Opening a box of cereal shouldn't cause an "explosion." but Consumer Reports says that's just one of many "packaging gotchas."
"We literally get hundreds of letters, cards, emails, posts on our Facebook page, from disgruntled consumers who are fed up with lousy packaging," said Tod Marks, Consumer Reports senior projects editor.
Gotcha number one: hard-to-open packages called "oysters."
"Several readers complained vehemently about the No-Touch Kitchen System from Lysol, saying it was basically impervious to every implement they could bring to the table," said Marks.
And freeing a Barbie doll isn't much easier.
"Trying to pull her out, can't do that," said Marks. "We've got those ties on the back going through her head.

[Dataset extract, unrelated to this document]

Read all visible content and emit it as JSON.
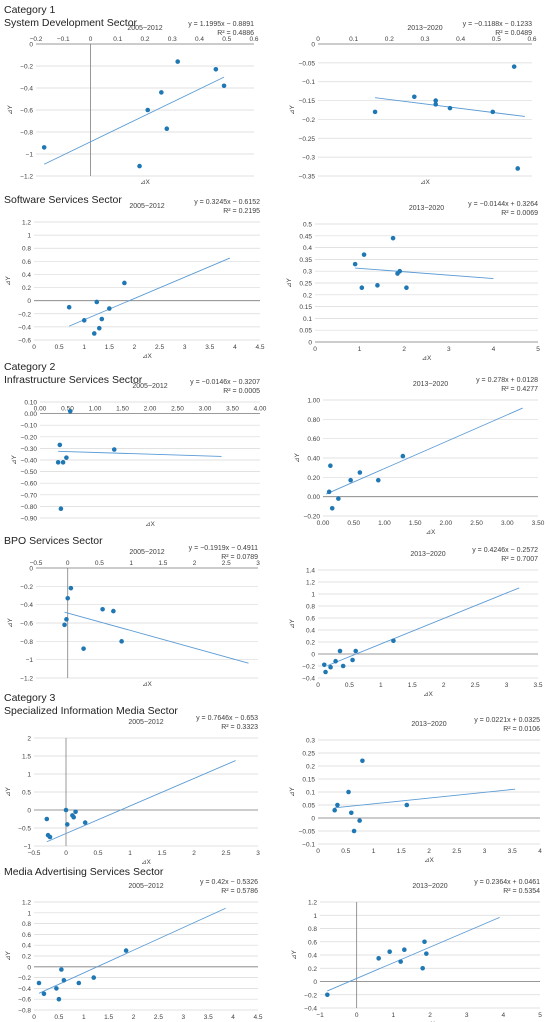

She's still stuck."
Another gotcha: "Downsizing."
For example, several Barbasol shaving cream cans are the same size. But one holds 11 ounces and the other holds 10 ounces. The company says: "a slightly reduced product volume, improved function." Ivory Soap bars used to weigh 4.5 ounces. Now it's just 4.
"They're keeping the price the same but giving you less for your money," said Marks. "Well gosh, that amounts to a price increase, if you ask me."
Then there's the "black hole": packages that make products look bigger than they are.
For example, a container of Velveeta Shells & Cheese seems to hold more than how much food is actually inside once you're done making it. The same holds for how little content is inside a box of Nice! Apricots.
"Companies spend roughly $130 billion a year on product packaging," said Marks. "Roughly 7 percent of a product's cost is in the packaging. So it's coming out of manufacturer's pockets, and it's coming out of consumers' pockets."
Consumer Reports contacted companies regarding the packaging complaints.
Lysol says scissors should be enough to open its soap dispenser. Mattel had no comment about Barbie packaging. Kraft says it leaves room for water in the Velveeta Shells & Cheese and that noodles expand. Ivory says its half-ounce bar soap reduction is due to increased production costs. Nice! Apricots said it will evaluate its product.